İnsan kötü bir şeyden, olumsuzluktan, şikayetçi olduğu zaman; Zaman değişti, Zamane insanı, Zaman insanı ne hale getirdi. Diyerek, kısa bir cümle ile yaşananları izah etmeye çalışır. Aslında yaşadığı sıkıntının, çaresizliğin, terk edilmişliğin, yalnız bırakılmışlığın, ciddiye alınmadığının, kendisine insanca davranılmadığının, anlaşıldığı anda; ifade edecek başka bir şey bulamayınca; Zaman değişti, der. Ancak, bu cümle ile; teselli bulur.
Zaman kendi literatüründe, apayrı incelenmesi gereken, derin bir mevzudur. Bizim insanımız, meramını anlatmak ve sorumluluğu belki de, başka bir şeye yüklemek adına; bu ifadeyi kullanır. Tamamen kendinin anlatmak istediği, düşüncelerini kapsamasa da; bu cümle onun için, yeterlidir. Zaman değişti.
Değişen bir çok şey var. İnsanın yaşı, çevresi, maddi durumu, sosyal yapısı, kilosu, Aile oluşturması, gelecek endişeleri, makamı, eğitimi, sonuçta buna benzer şeyler. Özünde değişmeyen bir gerçek, insanın kendisidir. Düşünmek lazım; bir makam, sosyal statü, gelir durumu,insanın nasıl olur da; özünü değiştirir. Böyle şey olmaz. İşin aslına bakarsanız, şöyle değerlendirmek gerekir. Aslında o insanın özü hep aynıydı. Ancak, özündeki o doğru veya yanlış eylemi ortaya koyacak; bir ortam oluşmadığı için; o eylem hakkındaki davranışı açığa çıkana kadar, biz onun o konudaki eylemi hakkında yorum yapacak, bilgiye sahip değildik. Olay bu kadar basittir. Yapılan eylem, insanın tavır ve davranışının ortaya çıkmasını, sağlar.
Hayatın belirli merhalesinde; insanlar birbirleri ile, iletişim kurarlar. Şartlar öyle gelişmiştir. Bulunduğu konum gereği, insan; başka insanlarla ilişki içerisinde olmak zorundadır. Yalnız yaşayamaz. Zaman ilerledikçe; yukarıda sıraladığımız nedenlerden dolayı; önceden ilişki içerisinde olduğu insanlardan, ayrılmak mecburiyeti doğabilir. Bu da normaldir. Burada yanlış olan, eleştirilmesi gereken davranış; insanın hayatın ilerleyen zamanlarında, elde ettiği kazanımlar yüzünden; yıllarca beraber yaşadığı insanları unutmasıdır. Hayatından o, insanları silmesidir. İşte eleştirilecek durum, buradan itibaren başlar. Acaba yaptığı doğru bir hareket midir sorusuna çevresindekiler, cevap aramaya başlar. Bu anlamda, kendisine eleştiriler yöneltilince; çeşitli bahaneler üreterek, eski birlikte olduğu insanları arayamadığını veya aramak istemediğini belirtir. İşte tam burası; insanlık kavramının, o insanda bittiği yerdir.
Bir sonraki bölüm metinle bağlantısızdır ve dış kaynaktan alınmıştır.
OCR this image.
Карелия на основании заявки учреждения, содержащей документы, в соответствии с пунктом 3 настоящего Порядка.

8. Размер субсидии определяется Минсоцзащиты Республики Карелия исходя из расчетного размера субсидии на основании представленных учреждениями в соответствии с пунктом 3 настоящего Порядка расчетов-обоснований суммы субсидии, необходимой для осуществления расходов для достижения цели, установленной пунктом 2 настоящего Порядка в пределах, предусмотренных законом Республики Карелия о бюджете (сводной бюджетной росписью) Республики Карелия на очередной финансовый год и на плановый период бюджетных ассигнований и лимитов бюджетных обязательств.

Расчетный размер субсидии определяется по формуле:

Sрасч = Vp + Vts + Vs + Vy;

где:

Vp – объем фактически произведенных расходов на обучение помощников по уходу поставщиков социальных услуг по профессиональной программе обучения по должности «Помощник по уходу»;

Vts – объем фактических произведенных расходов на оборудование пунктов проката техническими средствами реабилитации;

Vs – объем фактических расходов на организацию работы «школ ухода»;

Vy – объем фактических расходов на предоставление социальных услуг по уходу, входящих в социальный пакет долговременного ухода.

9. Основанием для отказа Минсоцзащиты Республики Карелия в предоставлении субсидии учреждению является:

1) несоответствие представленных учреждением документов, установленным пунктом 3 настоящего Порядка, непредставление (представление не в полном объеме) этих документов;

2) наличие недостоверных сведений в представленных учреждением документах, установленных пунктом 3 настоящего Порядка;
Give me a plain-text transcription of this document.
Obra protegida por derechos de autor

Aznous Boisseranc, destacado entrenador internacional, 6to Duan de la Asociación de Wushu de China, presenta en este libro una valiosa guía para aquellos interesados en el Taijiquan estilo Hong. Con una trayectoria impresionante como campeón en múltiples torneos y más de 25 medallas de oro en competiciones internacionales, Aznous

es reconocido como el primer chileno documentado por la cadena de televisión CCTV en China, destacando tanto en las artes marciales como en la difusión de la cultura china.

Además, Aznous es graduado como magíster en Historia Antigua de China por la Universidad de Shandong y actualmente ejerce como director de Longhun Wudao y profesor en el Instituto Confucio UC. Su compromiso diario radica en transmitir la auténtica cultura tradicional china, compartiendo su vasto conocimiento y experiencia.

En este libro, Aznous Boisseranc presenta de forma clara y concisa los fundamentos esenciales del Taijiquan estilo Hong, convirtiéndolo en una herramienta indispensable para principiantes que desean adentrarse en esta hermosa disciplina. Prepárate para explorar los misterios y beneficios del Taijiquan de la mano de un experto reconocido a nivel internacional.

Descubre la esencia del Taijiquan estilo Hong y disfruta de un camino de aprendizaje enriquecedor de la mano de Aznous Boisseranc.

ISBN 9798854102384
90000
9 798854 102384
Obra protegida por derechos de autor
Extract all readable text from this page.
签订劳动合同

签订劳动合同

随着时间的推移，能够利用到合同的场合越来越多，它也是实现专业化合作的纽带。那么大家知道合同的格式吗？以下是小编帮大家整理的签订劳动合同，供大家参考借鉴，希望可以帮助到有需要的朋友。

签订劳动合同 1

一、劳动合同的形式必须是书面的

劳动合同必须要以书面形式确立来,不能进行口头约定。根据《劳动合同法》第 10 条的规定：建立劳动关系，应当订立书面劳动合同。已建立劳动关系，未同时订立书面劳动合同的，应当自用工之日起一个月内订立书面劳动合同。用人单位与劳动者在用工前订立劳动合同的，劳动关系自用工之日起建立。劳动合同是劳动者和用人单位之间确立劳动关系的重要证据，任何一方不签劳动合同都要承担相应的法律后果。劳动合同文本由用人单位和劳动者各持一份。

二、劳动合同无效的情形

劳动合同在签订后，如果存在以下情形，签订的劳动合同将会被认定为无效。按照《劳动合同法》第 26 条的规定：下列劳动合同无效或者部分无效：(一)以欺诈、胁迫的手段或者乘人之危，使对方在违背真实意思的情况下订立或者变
Öyle insanlara bakıyorsunuz; tüm değer yargılarını yitirmişler. Gençliğini, çocukluğunu, beraber geçirdiği, o dönemlerde can, ciğer olduğu dostlarını zaman içerisinde gelişen şartlara göre; terk etmektedirler. O arkadaşlıkların devam etmesi için; her arkadaşın, güç, para, şöhret, makam, mevki bakımından aynı mesafede olması gerekir. Eğer o arkadaşlardan bazıları, bu saydığım vasıflarda değiller ise; hem o güçlü arkadaşların yanında, hem de o vasıflı ve güçlü arkadaşlara yalakalık yapanların yanında; bir değeri olmaz. NEDEN çünkü, bir çok senelerini, sıkıntılı günlerini, kederli, neşeli zamanlarını, beraber geçirmelerine karşın; şu anda kendileri ile, aynı konumda olmayan o, arkadaş ile; aralarına mesafe korlar. Hatta unuturlar, yok sayarlar... Çünkü, kendileri yeni kazanımlar elde etmişlerdir. O halde, kendileri ile aynı durumda olmayan arkadaş ile görüşmeleri, öyle insanlar için; eksiklik, noksanlık kabul edilir. Bir de bu tür insanlara yalakalık yapan türler vardır. Onlarca yıl beraber zamanını geçirdiği insanları bir kenara koyarak; güçlü ve paralı, makamlı olduğuna inandığı; insanlara yalakalık yapmayı tercih ederler. Onlar da; O eski, kadim dostlarını bir kenara koyarlar. Hatta ziyaretlerine bile gitmezler. Yolda görünce; görmemezlikten gelirler. Çünkü, onlarla birlikte olmak, onun için, eksikliktir, zayıflıktır... günümüz insanından, insanlık manzaraları, bu saydıklarımla kalmaz. Yüzlerce, binlerce anlatılacak sorunlar, tavır ve davranış bozuklukları vardır.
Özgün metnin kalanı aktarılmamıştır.